WHAT ARE INTEGRATED TIME SERIES?
X is said to be  ‘integrated of order 0’ if it is a stationary time series process, X is I(1) if X itself is not stationary but the increments X_t-X_(t-1) form a stationary process,

HOW COPULAS ARE USED IN INSURANCE INDUSTRY?
A copula is a function that takes as inputs marginal CDFs and outputs a joint CDF. For example, suppose an insurer wants to work out the joint probability that annual losses on its household portfolio will be less than or equal to £5m and that annual losses on its motor portfolio will be less than or equal to £3m. For simplicity of calculation, we assume that the two portfolios give rise to losses independently, then using copula their joint CDF can be calculated as a product of marginal CDFs.

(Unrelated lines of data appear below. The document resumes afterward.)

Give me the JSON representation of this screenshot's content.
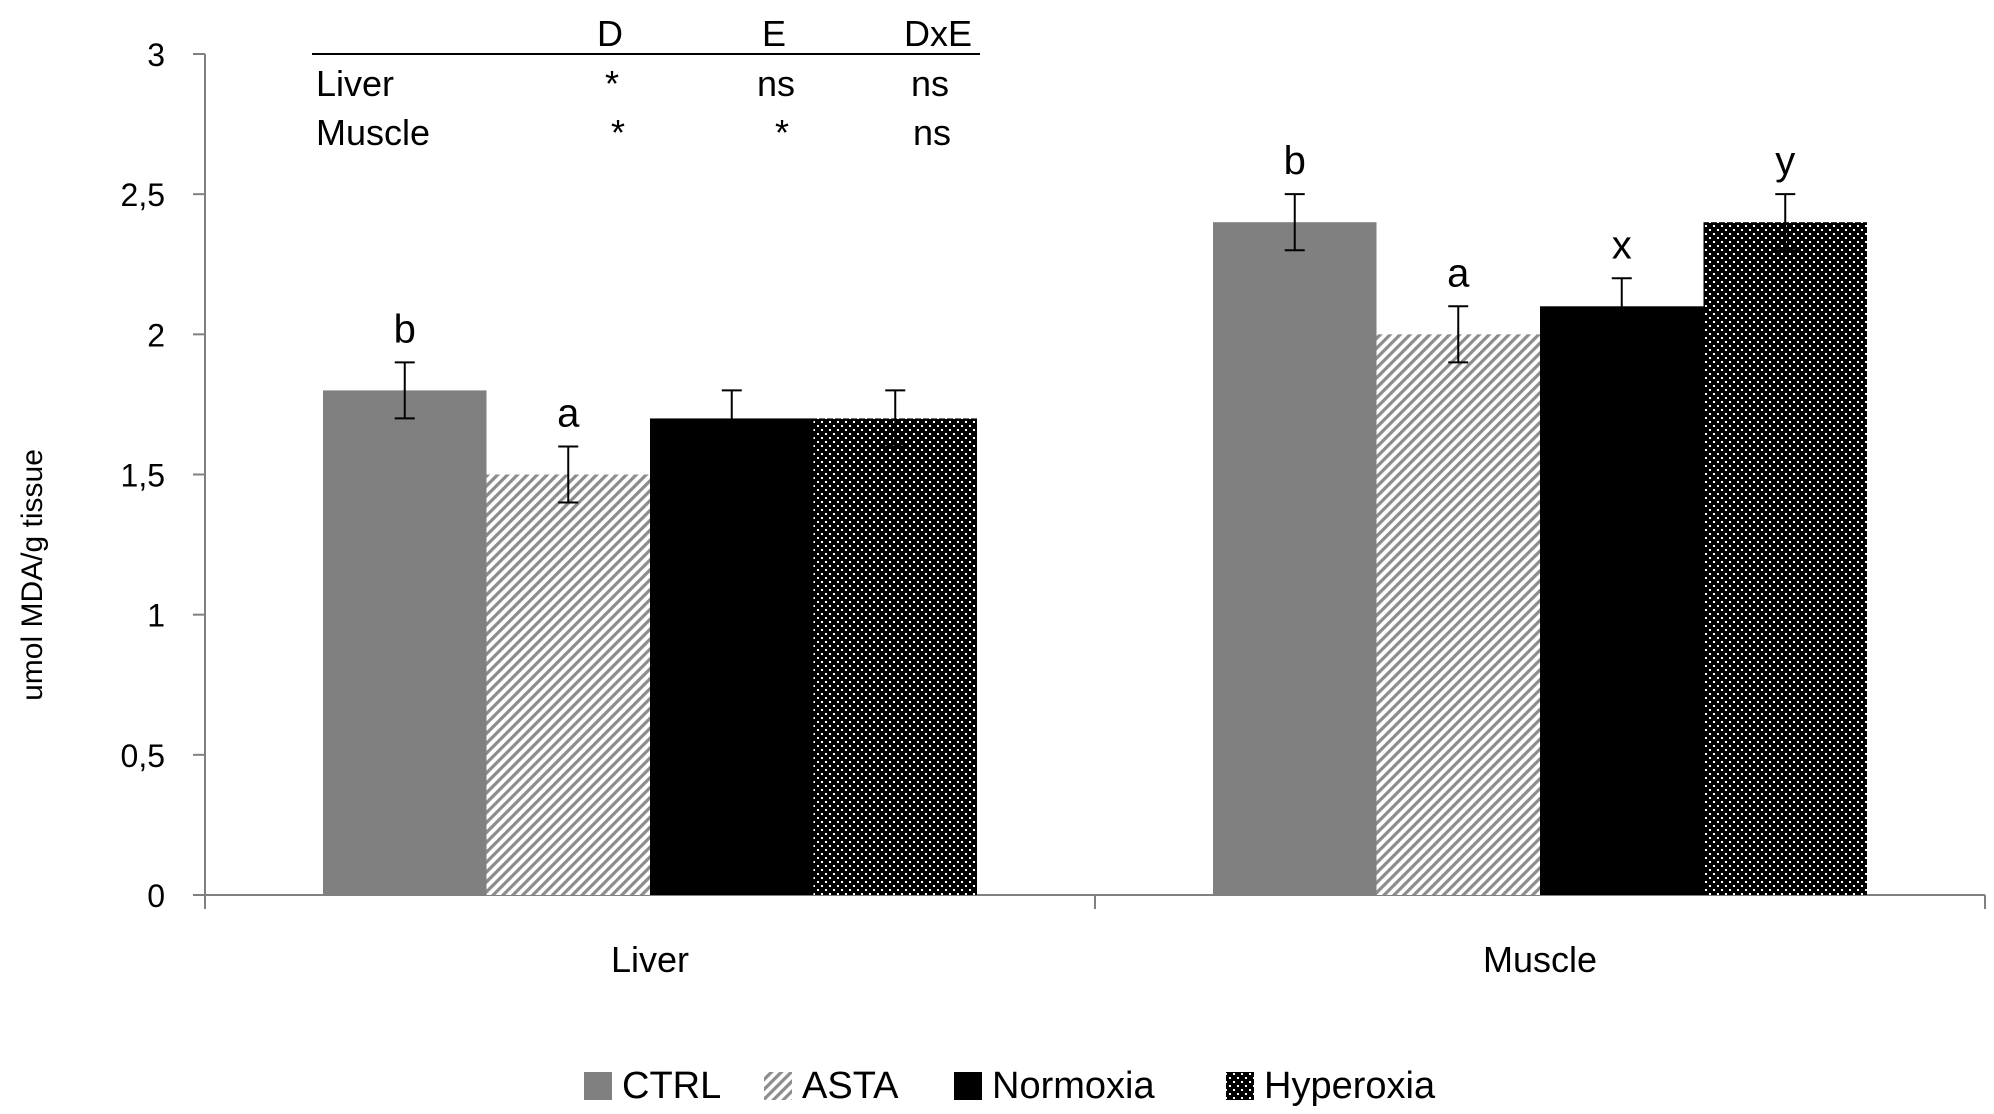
{
  "chart_data": {
    "type": "bar",
    "title": "",
    "xlabel": "",
    "ylabel": "umol MDA/g tissue",
    "ylim": [
      0,
      3
    ],
    "yticks": [
      0,
      0.5,
      1,
      1.5,
      2,
      2.5,
      3
    ],
    "ytick_labels": [
      "0",
      "0,5",
      "1",
      "1,5",
      "2",
      "2,5",
      "3"
    ],
    "grid": false,
    "legend_position": "bottom",
    "categories": [
      "Liver",
      "Muscle"
    ],
    "series": [
      {
        "name": "CTRL",
        "pattern": "solid-gray",
        "values": [
          1.8,
          2.4
        ],
        "errors": [
          0.1,
          0.1
        ],
        "letters": [
          "b",
          "b"
        ]
      },
      {
        "name": "ASTA",
        "pattern": "diagonal-hatch",
        "values": [
          1.5,
          2.0
        ],
        "errors": [
          0.1,
          0.1
        ],
        "letters": [
          "a",
          "a"
        ]
      },
      {
        "name": "Normoxia",
        "pattern": "solid-black",
        "values": [
          1.7,
          2.1
        ],
        "errors": [
          0.1,
          0.1
        ],
        "letters": [
          "",
          "x"
        ]
      },
      {
        "name": "Hyperoxia",
        "pattern": "dotted",
        "values": [
          1.7,
          2.4
        ],
        "errors": [
          0.1,
          0.1
        ],
        "letters": [
          "",
          "y"
        ]
      }
    ],
    "stats_table": {
      "headers": [
        "D",
        "E",
        "DxE"
      ],
      "rows": [
        {
          "label": "Liver",
          "values": [
            "*",
            "ns",
            "ns"
          ]
        },
        {
          "label": "Muscle",
          "values": [
            "*",
            "*",
            "ns"
          ]
        }
      ]
    }
  },
  "colors": {
    "CTRL": "#808080",
    "ASTA_bg": "#ffffff",
    "ASTA_line": "#8c8c8c",
    "Normoxia": "#000000",
    "Hyperoxia_bg": "#000000",
    "Hyperoxia_dot": "#ffffff",
    "axis": "#808080"
  }
}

WHY REINSURANCE IS NECESSARY FOR AN INSURANCE COMPANY?
The claims on an insurance company must be met in full, but, to protect itself from large claims, the company itself may take out an insurance policy; such a policy is called a reinsurance policy.

WHAT IS MACHINE LEARNING?
Machine learning is a method of training computers where computer algorithms are developed and applied to data to generate information. This information can consist simply of hidden patterns in the data, but often the information is applied to solve a specific problem.

WHAT ARE VARIOUS MACHINE LEARNING METHODS?
Supervised, Unsupervised, Semi-supervised and reinforcement learning methods.

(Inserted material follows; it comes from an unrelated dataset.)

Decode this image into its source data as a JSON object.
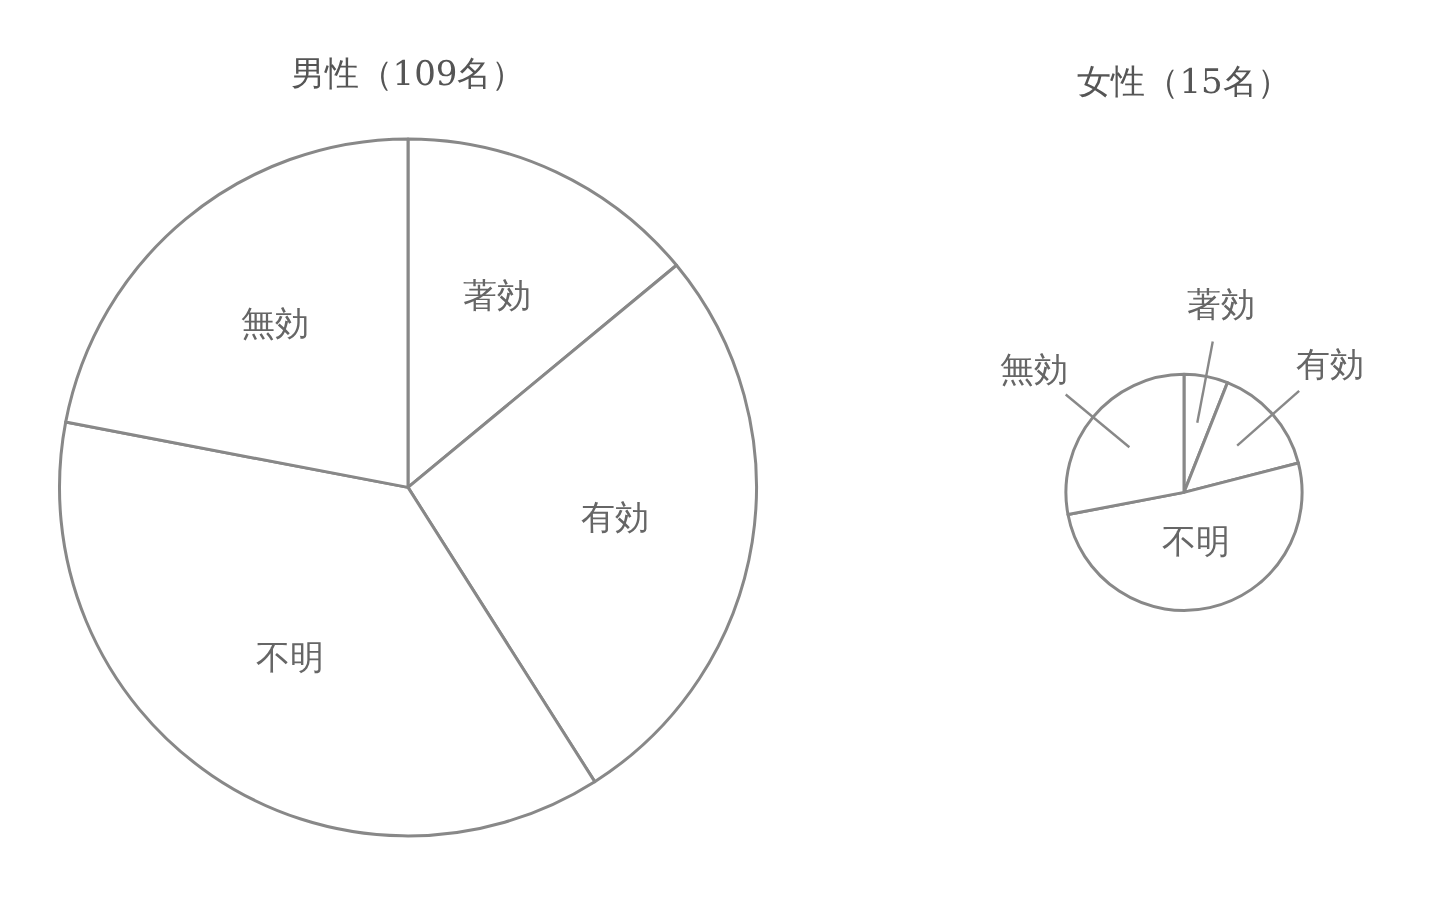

ARE DECISION TREES AND RANDOM FOREST SAME?
Decision trees are used to make a prediction where each root node on a tree represents a single input variable and the leaf nodes of the tree contain an output variable. Random forests apply a method based on averaging a number of randomly generated decision trees.

WHAT IS MEANT BY PRUNING OF DECISION TREES?
Pruning refers to the stopping criteria which influences the performance of the tree such as using hold-out tests where only key leaf nodes are kept.

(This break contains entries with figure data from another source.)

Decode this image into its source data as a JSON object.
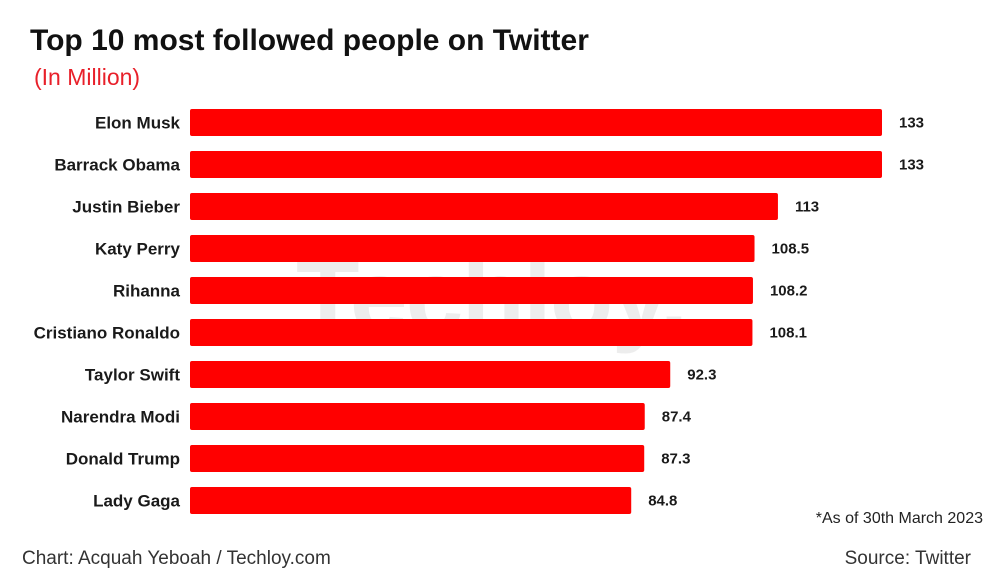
{
  "header": {
    "title": "Top 10 most followed people on Twitter",
    "subtitle": "(In Million)"
  },
  "watermark": "Techloy.",
  "footer": {
    "note": "*As of 30th March 2023",
    "credit": "Chart: Acquah Yeboah / Techloy.com",
    "source": "Source: Twitter"
  },
  "colors": {
    "bar": "#ff0000",
    "subtitle": "#e8202a",
    "text": "#1a1a1a"
  },
  "chart_data": {
    "type": "bar",
    "orientation": "horizontal",
    "title": "Top 10 most followed people on Twitter",
    "subtitle": "(In Million)",
    "categories": [
      "Elon Musk",
      "Barrack Obama",
      "Justin Bieber",
      "Katy Perry",
      "Rihanna",
      "Cristiano Ronaldo",
      "Taylor Swift",
      "Narendra Modi",
      "Donald Trump",
      "Lady Gaga"
    ],
    "values": [
      133,
      133,
      113,
      108.5,
      108.2,
      108.1,
      92.3,
      87.4,
      87.3,
      84.8
    ],
    "value_labels": [
      "133",
      "133",
      "113",
      "108.5",
      "108.2",
      "108.1",
      "92.3",
      "87.4",
      "87.3",
      "84.8"
    ],
    "xlim": [
      0,
      133
    ],
    "grid": false,
    "legend": "none"
  }
}
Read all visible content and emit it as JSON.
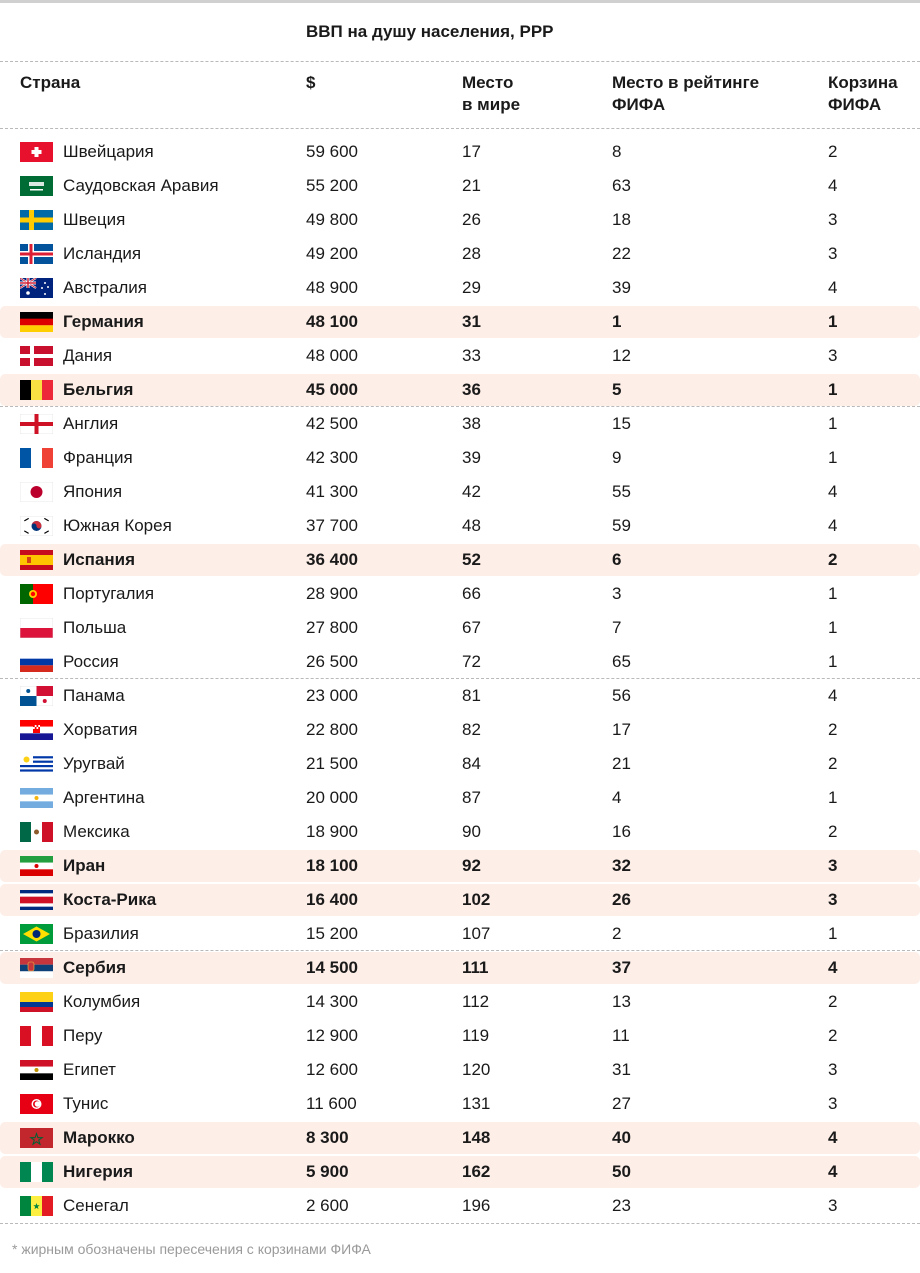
{
  "super_header": "ВВП на душу населения, PPP",
  "columns": {
    "country": "Страна",
    "gdp": "$",
    "world_rank": "Место\nв мире",
    "fifa_rank": "Место в рейтинге\nФИФА",
    "fifa_pot": "Корзина\nФИФА"
  },
  "rows": [
    {
      "country": "Швейцария",
      "gdp": "59 600",
      "world_rank": "17",
      "fifa_rank": "8",
      "pot": "2",
      "flag": "switzerland-flag-icon",
      "bold": false,
      "sep": false
    },
    {
      "country": "Саудовская Аравия",
      "gdp": "55 200",
      "world_rank": "21",
      "fifa_rank": "63",
      "pot": "4",
      "flag": "saudi-arabia-flag-icon",
      "bold": false,
      "sep": false
    },
    {
      "country": "Швеция",
      "gdp": "49 800",
      "world_rank": "26",
      "fifa_rank": "18",
      "pot": "3",
      "flag": "sweden-flag-icon",
      "bold": false,
      "sep": false
    },
    {
      "country": "Исландия",
      "gdp": "49 200",
      "world_rank": "28",
      "fifa_rank": "22",
      "pot": "3",
      "flag": "iceland-flag-icon",
      "bold": false,
      "sep": false
    },
    {
      "country": "Австралия",
      "gdp": "48 900",
      "world_rank": "29",
      "fifa_rank": "39",
      "pot": "4",
      "flag": "australia-flag-icon",
      "bold": false,
      "sep": false
    },
    {
      "country": "Германия",
      "gdp": "48 100",
      "world_rank": "31",
      "fifa_rank": "1",
      "pot": "1",
      "flag": "germany-flag-icon",
      "bold": true,
      "sep": false
    },
    {
      "country": "Дания",
      "gdp": "48 000",
      "world_rank": "33",
      "fifa_rank": "12",
      "pot": "3",
      "flag": "denmark-flag-icon",
      "bold": false,
      "sep": false
    },
    {
      "country": "Бельгия",
      "gdp": "45 000",
      "world_rank": "36",
      "fifa_rank": "5",
      "pot": "1",
      "flag": "belgium-flag-icon",
      "bold": true,
      "sep": false
    },
    {
      "country": "Англия",
      "gdp": "42 500",
      "world_rank": "38",
      "fifa_rank": "15",
      "pot": "1",
      "flag": "england-flag-icon",
      "bold": false,
      "sep": true
    },
    {
      "country": "Франция",
      "gdp": "42 300",
      "world_rank": "39",
      "fifa_rank": "9",
      "pot": "1",
      "flag": "france-flag-icon",
      "bold": false,
      "sep": false
    },
    {
      "country": "Япония",
      "gdp": "41 300",
      "world_rank": "42",
      "fifa_rank": "55",
      "pot": "4",
      "flag": "japan-flag-icon",
      "bold": false,
      "sep": false
    },
    {
      "country": "Южная Корея",
      "gdp": "37 700",
      "world_rank": "48",
      "fifa_rank": "59",
      "pot": "4",
      "flag": "south-korea-flag-icon",
      "bold": false,
      "sep": false
    },
    {
      "country": "Испания",
      "gdp": "36 400",
      "world_rank": "52",
      "fifa_rank": "6",
      "pot": "2",
      "flag": "spain-flag-icon",
      "bold": true,
      "sep": false
    },
    {
      "country": "Португалия",
      "gdp": "28 900",
      "world_rank": "66",
      "fifa_rank": "3",
      "pot": "1",
      "flag": "portugal-flag-icon",
      "bold": false,
      "sep": false
    },
    {
      "country": "Польша",
      "gdp": "27 800",
      "world_rank": "67",
      "fifa_rank": "7",
      "pot": "1",
      "flag": "poland-flag-icon",
      "bold": false,
      "sep": false
    },
    {
      "country": "Россия",
      "gdp": "26 500",
      "world_rank": "72",
      "fifa_rank": "65",
      "pot": "1",
      "flag": "russia-flag-icon",
      "bold": false,
      "sep": false
    },
    {
      "country": "Панама",
      "gdp": "23 000",
      "world_rank": "81",
      "fifa_rank": "56",
      "pot": "4",
      "flag": "panama-flag-icon",
      "bold": false,
      "sep": true
    },
    {
      "country": "Хорватия",
      "gdp": "22 800",
      "world_rank": "82",
      "fifa_rank": "17",
      "pot": "2",
      "flag": "croatia-flag-icon",
      "bold": false,
      "sep": false
    },
    {
      "country": "Уругвай",
      "gdp": "21 500",
      "world_rank": "84",
      "fifa_rank": "21",
      "pot": "2",
      "flag": "uruguay-flag-icon",
      "bold": false,
      "sep": false
    },
    {
      "country": "Аргентина",
      "gdp": "20 000",
      "world_rank": "87",
      "fifa_rank": "4",
      "pot": "1",
      "flag": "argentina-flag-icon",
      "bold": false,
      "sep": false
    },
    {
      "country": "Мексика",
      "gdp": "18 900",
      "world_rank": "90",
      "fifa_rank": "16",
      "pot": "2",
      "flag": "mexico-flag-icon",
      "bold": false,
      "sep": false
    },
    {
      "country": "Иран",
      "gdp": "18 100",
      "world_rank": "92",
      "fifa_rank": "32",
      "pot": "3",
      "flag": "iran-flag-icon",
      "bold": true,
      "sep": false
    },
    {
      "country": "Коста-Рика",
      "gdp": "16 400",
      "world_rank": "102",
      "fifa_rank": "26",
      "pot": "3",
      "flag": "costa-rica-flag-icon",
      "bold": true,
      "sep": false
    },
    {
      "country": "Бразилия",
      "gdp": "15 200",
      "world_rank": "107",
      "fifa_rank": "2",
      "pot": "1",
      "flag": "brazil-flag-icon",
      "bold": false,
      "sep": false
    },
    {
      "country": "Сербия",
      "gdp": "14 500",
      "world_rank": "111",
      "fifa_rank": "37",
      "pot": "4",
      "flag": "serbia-flag-icon",
      "bold": true,
      "sep": true
    },
    {
      "country": "Колумбия",
      "gdp": "14 300",
      "world_rank": "112",
      "fifa_rank": "13",
      "pot": "2",
      "flag": "colombia-flag-icon",
      "bold": false,
      "sep": false
    },
    {
      "country": "Перу",
      "gdp": "12 900",
      "world_rank": "119",
      "fifa_rank": "11",
      "pot": "2",
      "flag": "peru-flag-icon",
      "bold": false,
      "sep": false
    },
    {
      "country": "Египет",
      "gdp": "12 600",
      "world_rank": "120",
      "fifa_rank": "31",
      "pot": "3",
      "flag": "egypt-flag-icon",
      "bold": false,
      "sep": false
    },
    {
      "country": "Тунис",
      "gdp": "11 600",
      "world_rank": "131",
      "fifa_rank": "27",
      "pot": "3",
      "flag": "tunisia-flag-icon",
      "bold": false,
      "sep": false
    },
    {
      "country": "Марокко",
      "gdp": "8 300",
      "world_rank": "148",
      "fifa_rank": "40",
      "pot": "4",
      "flag": "morocco-flag-icon",
      "bold": true,
      "sep": false
    },
    {
      "country": "Нигерия",
      "gdp": "5 900",
      "world_rank": "162",
      "fifa_rank": "50",
      "pot": "4",
      "flag": "nigeria-flag-icon",
      "bold": true,
      "sep": false
    },
    {
      "country": "Сенегал",
      "gdp": "2 600",
      "world_rank": "196",
      "fifa_rank": "23",
      "pot": "3",
      "flag": "senegal-flag-icon",
      "bold": false,
      "sep": false
    }
  ],
  "footnote": "* жирным обозначены пересечения с корзинами ФИФА",
  "colors": {
    "highlight": "#fdeee8",
    "divider": "#b9b9b9",
    "footnote": "#9a9a9a"
  }
}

HOW PRECISION AND ACCURACY ARE DIFFERENT?
Accuracy measures how close the result is to the actual value required whereas precision measures how close results are to one another. While accuracy can be used in one instance, precision will be measured over time.

HOW DATA IS DIVIDED INTO TRAINING AND TEST DATA? WHY IS IT NECESSARY?
In machine learning, the ‘training’ data is often split into a part used to estimate the parameters of the model, and a part used to validate the model. Also, a test data set is created where the sample of data used to provide an unbiased evaluation of the final model fit.

WHAT IS OVER AND UNDER GRADUATION?
If the graduation process results in rates that are smooth but show little adherence to the data, then we say that the rates are over graduated. However if they adhere to the data but progress erratically, then they seem to be under-graduated.

HOW IS GINI INDEX A USEFUL TOOL IN MACHINE LEARNING?
Gini index measures the purity of the decision tree in such a way that it depicts an indication of how ‘pure’ the leaf nodes are. For each node, Gini index is weighted by the total number of instances in the parent node.